Background/Purpose: Hyperuricemia is associated with non-alcoholic fatty liver disease (NAFLD) (Yang C et al. PlosOne2017; 12:e0177249; Jaruvongvanich V et al. Eur J Gastroenterol Hepatol 2017; 29:1031), but the relationship to fibrosis remains uncertain (Jaruvongvanich V et al. Eur J Gastroenterol Hepatol 2017; 29:694). Moreover, it is not known whether lowering serum urate will affect the course of NAFLD. The availability of data from two randomized trials of pegloticase, a pegylated recombinant mammalian uricase that profoundly decreases serum urate, afforded the opportunity to test the hypothesis that lowering urate might improve NAFLD.

Methods: Databases from patients with chronic refractory gout who participated in two randomized 6-month clinical trials (RCTs) of pegloticase were analyzed (Sundy JS et al. JAMA. 2011; 306 (7):711-20). Sub-sets who had persistent urate lowering to levels < 1 mg/dL in response to biweekly pegloticase (responders, n=36) were compared to those who received placebo (n=43). Since liver biopsy information was not available on these subjects, we relied on the Fibrosis-4 Index (Fib-4), a validated non-invasive estimate of liver fibrosis in a variety of liver diseases (Sterling RK et al. Hepatol 2006; 43:1317; Shah AG et al. Clin Gastroenterol Hepatol 2009;7:1104) calculated from measurements of AST, ALT, platelet count and age (Age x AST/platelets x√ALT). A Fib-4 value of 1.3 is an indication that further evaluation of NAFLD is warranted.

Results: At baseline, the mean Fib-4 values were 1.40 ± 0.86 in pegloticase responders and 1.04 ± 0.53 in subjects receiving placebo. Subjects receiving placebo exhibited a change of 0.26 ± 0.41 in the Fib-4 score over the six months of the RCTs compared with 0.13 ± 0.62 in the pegloticase responders (p=0.048; by linear regression). When only the subjects with a Fib-4 value > 1.3 were considered (n=27), a significant difference in the change in the Fib-4 values over the 6 months of the trial between pegloticase responders and those receiving placebo was also observed (-0.15 ± 0.67 vs 0.37 ± 0.42, p=0.04, 2-sample Wilcoxon test). The correlation between serum urate area under the curve (AUC) over the 6 months of the trial and the change in Fib-4 value was r_s=0.33, p=0.0004 (Spearman rank-order correlation coefficient).
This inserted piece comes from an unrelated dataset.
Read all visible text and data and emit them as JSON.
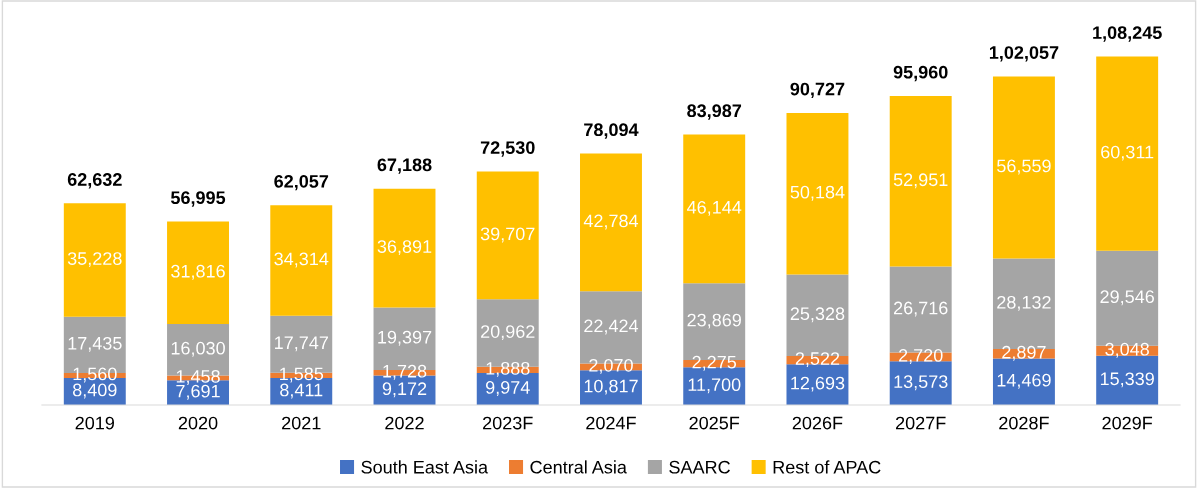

Finally, multivariate analysis indicated serum urate AUC (as a surrogate measure for group) is the main contributor to the change in Fib-4 values (p=0.018 by linear regression).

Conclusion: The data are consistent with the conclusion that persistent lowering of serum urate had a significant impact on Fib-4 levels, implying a possible effect on the course of NAFLD. These results support consideration of a more complete analysis, involving liver biopsy examinations, of the impact of profound urate-lowering on liver inflammation and fibrosis.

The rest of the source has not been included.